Die cymrische Herrscherin erhob sich. Sie war noch immer schwach und trat mühsam hinüber zur Tür.
Aus der Dunkelheit am Fuße der Treppe trat eine in Umhang und Kapuze gehüllte Gestalt. Der Mann ging sofort zu Ashe und sprach mit sanfter Stimme ein paar leise Worte mit ihm, dann folgte er ihm in die verborgene Kammer. Der Herr der Cymrer schloss die Tür hinter ihm.
Trotz des unförmigen Umhangs aus grobem Stoff war es deutlich zu sehen, dass der Mann groß und breitschultrig war – größer als alle Anwesenden mit Ausnahme von Grunthor. Er verneigte sich nicht, sondern wandte sich kurz Rhapsody und dem Kind zu, streckte dann eine große, in einer Umhüllung aus Lammleder steckende Hand aus und legte sie vorsichtig auf den Kopf des Kindes.
Gwydion Navarne betrachtete das seltsame Schauspiel in tiefem Schweigen.
Mit der anderen Hand nahm der Mann die Kapuze ab und enthüllte Haare, die vom Alter grau und silbern waren, auch wenn noch genügend Weißblond aus seiner Jugend darin zu sehen war. Sein Bart war lang und an den Enden leicht gewellt, und die Augen waren klar und blau wie ein wolkenloser Sommertag. In ihnen spiegelte sich das flackernde Licht der Laterne.
Es war Constantin, der Patriarch von Sepulvarta.
Noch lange, nachdem Gwydion begriffen hatte, dass er eigentlich niederknien sollte, blieb er wie erstarrt an seinem Platz, und schließlich stand er auf, nur um sogleich auf ein Knie zu sinken. Sein Vater Stephen Navarne war ein Anhänger der patriarchalischen Religion gewesen, obwohl er ein guter Freund Llaurons des Fürbitters gewesen war, des früheren Oberhaupts des filidischen Ordens der Naturpriester; doch er war mit den religiösen Bräuchen beider Sekten vertraut gewesen und hatte beide geachtet. Stephens Haltung war in der engen und abgeschotteten Welt des Glaubens einzigartig gewesen und hatte sowohl von der Lage seines Herzogtums als auch seiner entgegenkommenden Art hergerührt. Navarne lag zwischen dem nördlichen Gwynwald, der östlichen Grenze des benachbarten Herzogtums Avonderre und dem Nordrand Tyrians und war so zur Kreuzung der verschiedenen Glaubensrichtungen des Kontinents geworden.

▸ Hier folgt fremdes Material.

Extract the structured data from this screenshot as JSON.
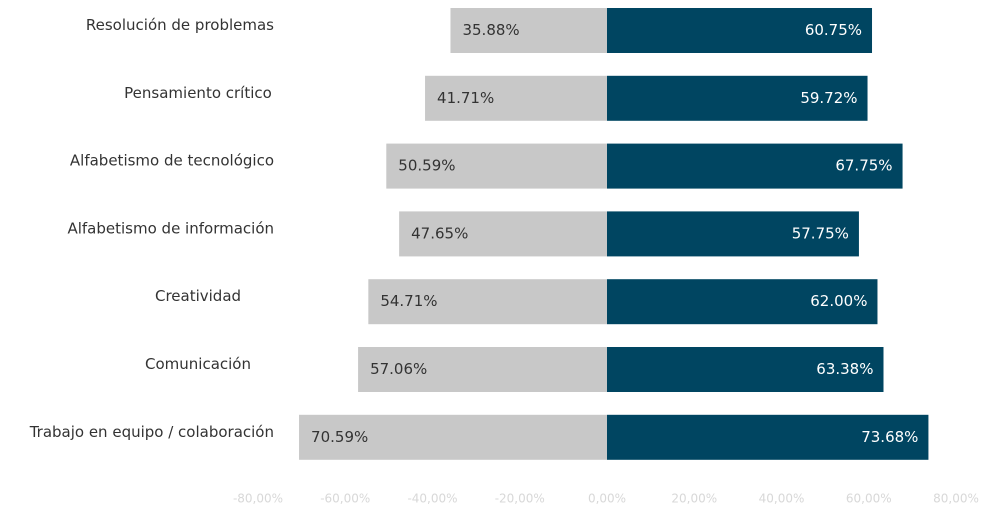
{
  "chart_data": {
    "type": "diverging-bar",
    "categories": [
      "Resolución de problemas",
      "Pensamiento crítico",
      "Alfabetismo de tecnológico",
      "Alfabetismo de información",
      "Creatividad",
      "Comunicación",
      "Trabajo en equipo / colaboración"
    ],
    "series": [
      {
        "color": "#c8c8c8",
        "values": [
          -35.88,
          -41.71,
          -50.59,
          -47.65,
          -54.71,
          -57.06,
          -70.59
        ],
        "value_labels": [
          "35.88%",
          "41.71%",
          "50.59%",
          "47.65%",
          "54.71%",
          "57.06%",
          "70.59%"
        ]
      },
      {
        "color": "#004561",
        "values": [
          60.75,
          59.72,
          67.75,
          57.75,
          62.0,
          63.38,
          73.68
        ],
        "value_labels": [
          "60.75%",
          "59.72%",
          "67.75%",
          "57.75%",
          "62.00%",
          "63.38%",
          "73.68%"
        ]
      }
    ],
    "xlim": [
      -80,
      80
    ],
    "xticks": [
      {
        "value": -80,
        "label": "-80,00%"
      },
      {
        "value": -60,
        "label": "-60,00%"
      },
      {
        "value": -40,
        "label": "-40,00%"
      },
      {
        "value": -20,
        "label": "-20,00%"
      },
      {
        "value": 0,
        "label": "0,00%"
      },
      {
        "value": 20,
        "label": "20,00%"
      },
      {
        "value": 40,
        "label": "40,00%"
      },
      {
        "value": 60,
        "label": "60,00%"
      },
      {
        "value": 80,
        "label": "80,00%"
      }
    ]
  }
}
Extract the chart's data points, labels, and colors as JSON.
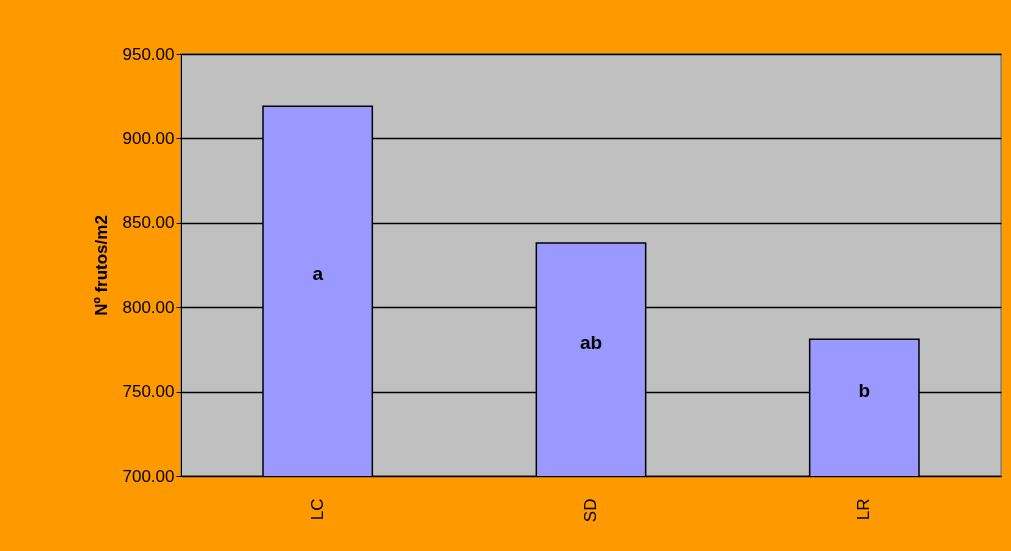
{
  "chart_data": {
    "type": "bar",
    "ylabel": "Nº frutos/m2",
    "categories": [
      "LC",
      "SD",
      "LR"
    ],
    "values": [
      919,
      838,
      781
    ],
    "color": "#9999ff",
    "ylim": [
      700,
      950
    ],
    "yticks": [
      {
        "value": 700,
        "label": "700.00"
      },
      {
        "value": 750,
        "label": "750.00"
      },
      {
        "value": 800,
        "label": "800.00"
      },
      {
        "value": 850,
        "label": "850.00"
      },
      {
        "value": 900,
        "label": "900.00"
      },
      {
        "value": 950,
        "label": "950.00"
      }
    ],
    "grid": "y",
    "annotations": [
      "a",
      "ab",
      "b"
    ]
  }
}
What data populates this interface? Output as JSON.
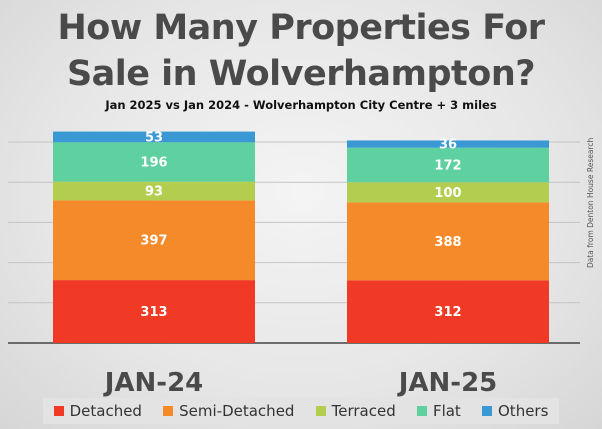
{
  "header": {
    "title_line1": "How Many Properties For",
    "title_line2": "Sale in Wolverhampton?",
    "subtitle": "Jan 2025 vs Jan 2024 - Wolverhampton City Centre + 3 miles"
  },
  "source_note": "Data from Denton House Research",
  "chart_data": {
    "type": "bar",
    "stacked": true,
    "categories": [
      "JAN-24",
      "JAN-25"
    ],
    "series": [
      {
        "name": "Detached",
        "color": "#f03a25",
        "values": [
          313,
          312
        ]
      },
      {
        "name": "Semi-Detached",
        "color": "#f58a2a",
        "values": [
          397,
          388
        ]
      },
      {
        "name": "Terraced",
        "color": "#b3ce4f",
        "values": [
          93,
          100
        ]
      },
      {
        "name": "Flat",
        "color": "#5fd1a1",
        "values": [
          196,
          172
        ]
      },
      {
        "name": "Others",
        "color": "#3a98d5",
        "values": [
          53,
          36
        ]
      }
    ],
    "ylim": [
      0,
      1050
    ],
    "grid": true,
    "legend_position": "bottom",
    "data_labels": true
  }
}
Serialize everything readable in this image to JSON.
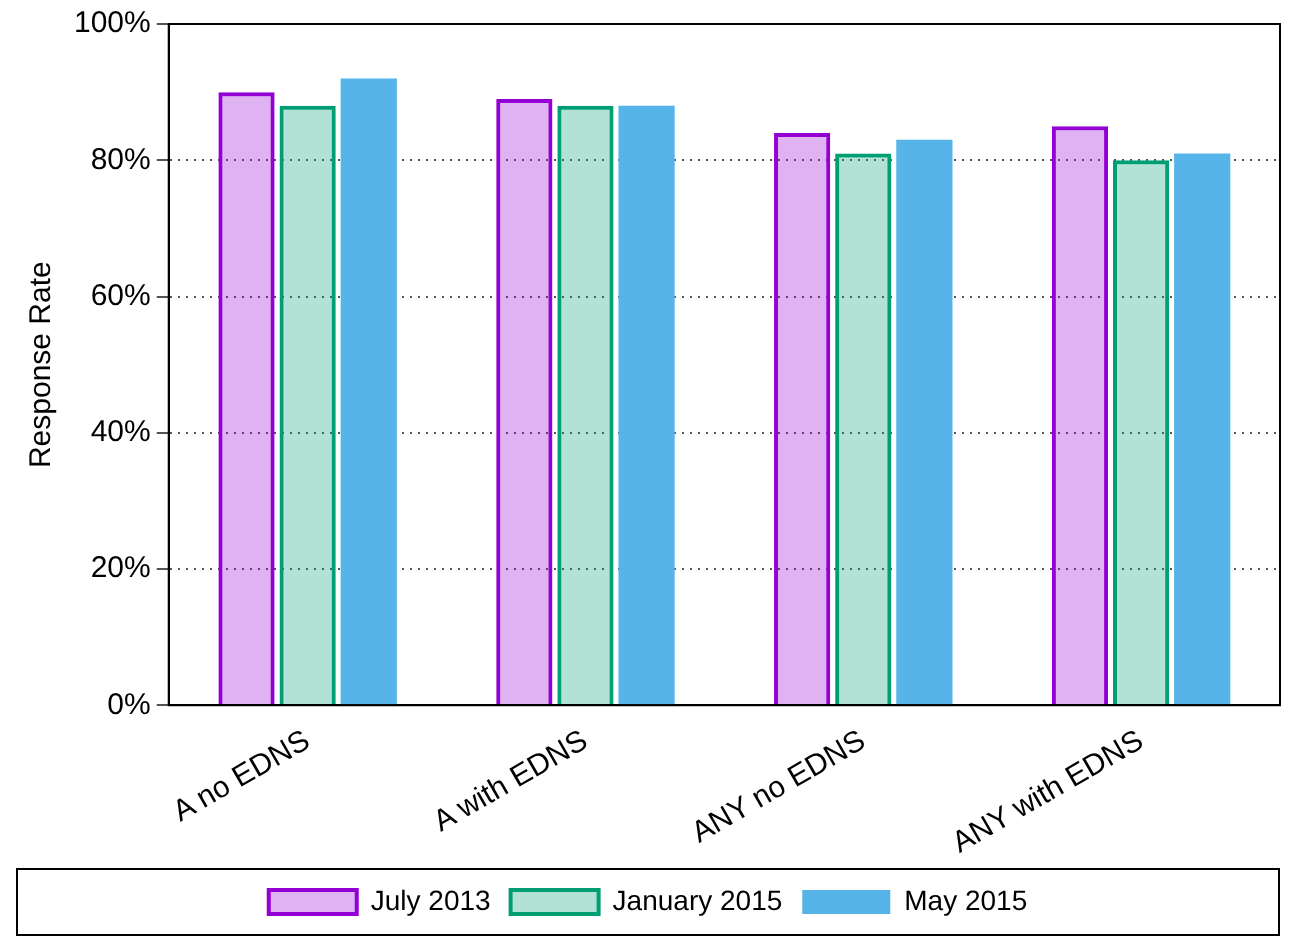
{
  "chart_data": {
    "type": "bar",
    "ylabel": "Response Rate",
    "categories": [
      "A no EDNS",
      "A with EDNS",
      "ANY no EDNS",
      "ANY with EDNS"
    ],
    "series": [
      {
        "name": "July 2013",
        "color": "#9400d3",
        "values": [
          90,
          89,
          84,
          85
        ]
      },
      {
        "name": "January 2015",
        "color": "#009e73",
        "values": [
          88,
          88,
          81,
          80
        ]
      },
      {
        "name": "May 2015",
        "color": "#56b4e9",
        "values": [
          92,
          88,
          83,
          81
        ]
      }
    ],
    "ylim": [
      0,
      100
    ],
    "yticks": [
      {
        "value": 0,
        "label": "0%"
      },
      {
        "value": 20,
        "label": "20%"
      },
      {
        "value": 40,
        "label": "40%"
      },
      {
        "value": 60,
        "label": "60%"
      },
      {
        "value": 80,
        "label": "80%"
      },
      {
        "value": 100,
        "label": "100%"
      }
    ],
    "grid": "y",
    "legend": "bottom"
  }
}
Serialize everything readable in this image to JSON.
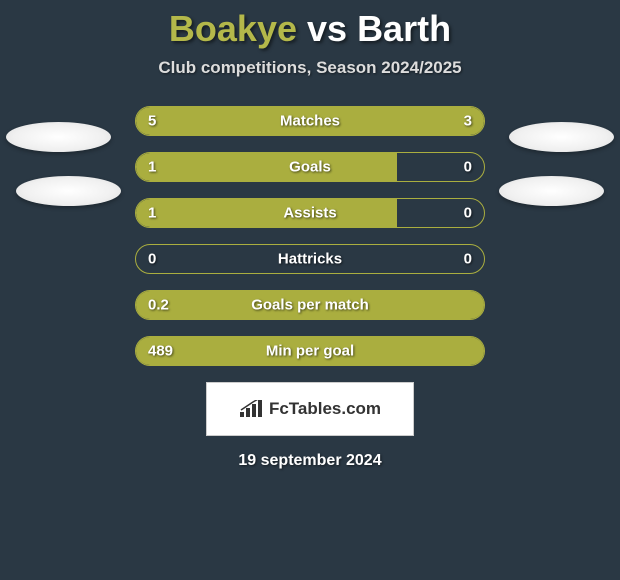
{
  "title": {
    "player1": "Boakye",
    "vs": "vs",
    "player2": "Barth"
  },
  "subtitle": "Club competitions, Season 2024/2025",
  "colors": {
    "background": "#2a3844",
    "bar": "#aaae3f",
    "title_player1": "#b4b84a",
    "text": "#ffffff"
  },
  "stats": [
    {
      "label": "Matches",
      "left_value": "5",
      "right_value": "3",
      "left_pct": 60,
      "right_pct": 40,
      "show_right_value": true
    },
    {
      "label": "Goals",
      "left_value": "1",
      "right_value": "0",
      "left_pct": 75,
      "right_pct": 0,
      "show_right_value": true
    },
    {
      "label": "Assists",
      "left_value": "1",
      "right_value": "0",
      "left_pct": 75,
      "right_pct": 0,
      "show_right_value": true
    },
    {
      "label": "Hattricks",
      "left_value": "0",
      "right_value": "0",
      "left_pct": 0,
      "right_pct": 0,
      "show_right_value": true
    },
    {
      "label": "Goals per match",
      "left_value": "0.2",
      "right_value": "",
      "left_pct": 100,
      "right_pct": 0,
      "show_right_value": false
    },
    {
      "label": "Min per goal",
      "left_value": "489",
      "right_value": "",
      "left_pct": 100,
      "right_pct": 0,
      "show_right_value": false
    }
  ],
  "footer": {
    "brand": "FcTables.com",
    "date": "19 september 2024"
  }
}
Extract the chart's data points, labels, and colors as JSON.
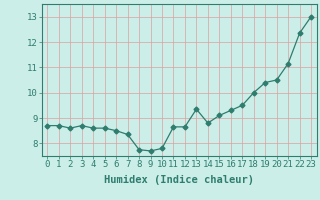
{
  "x": [
    0,
    1,
    2,
    3,
    4,
    5,
    6,
    7,
    8,
    9,
    10,
    11,
    12,
    13,
    14,
    15,
    16,
    17,
    18,
    19,
    20,
    21,
    22,
    23
  ],
  "y": [
    8.7,
    8.7,
    8.6,
    8.7,
    8.6,
    8.6,
    8.5,
    8.35,
    7.75,
    7.7,
    7.8,
    8.65,
    8.65,
    9.35,
    8.8,
    9.1,
    9.3,
    9.5,
    10.0,
    10.4,
    10.5,
    11.15,
    12.35,
    13.0
  ],
  "line_color": "#2e7d6e",
  "marker": "D",
  "marker_size": 2.5,
  "bg_color": "#cceee8",
  "grid_color": "#dda0a0",
  "xlabel": "Humidex (Indice chaleur)",
  "xlim": [
    -0.5,
    23.5
  ],
  "ylim": [
    7.5,
    13.5
  ],
  "yticks": [
    8,
    9,
    10,
    11,
    12,
    13
  ],
  "xticks": [
    0,
    1,
    2,
    3,
    4,
    5,
    6,
    7,
    8,
    9,
    10,
    11,
    12,
    13,
    14,
    15,
    16,
    17,
    18,
    19,
    20,
    21,
    22,
    23
  ],
  "xlabel_fontsize": 7.5,
  "tick_fontsize": 6.5,
  "tick_color": "#2e7d6e",
  "label_color": "#2e7d6e",
  "spine_color": "#2e7d6e"
}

Daher war Gwydion Navarne die Bedeutung der Tatsache, dass der Patriarch im Heim seiner Familie erschien, durchaus bewusst. Der Patriarch verließ Lianta’ar, die Sternenbasilika in Sepulvarta, nur zu wichtigen Anlässen wie einem Staatsbegräbnis, einer Heirat in einem Herrscherhaus oder einer Krönung – oder in den schlimmsten Notfällen.
Soweit Gwydion wusste, sollte gegenwärtig kein Mitglied einer Herrscherfamilie beerdigt, verheiratet oder gekrönt werden.
Der Patriarch zog die weißen Brauen zusammen und deutete ungeduldig auf Gwydion.
»Steh auf«, sagte er knapp. »Es ist zu eng hier, um so etwas zu tun, und es geziemt sich nicht für einen Mann, der zum Herzog einer orlandischen Provinz gemacht wurde. Steh auf und setz dich.« Gwydion gehorchte beschämt.
»Was führt Euch hierher, Euer Gnaden?«, fragte Ashe rasch und bot dem Patriarchen einen Platz an.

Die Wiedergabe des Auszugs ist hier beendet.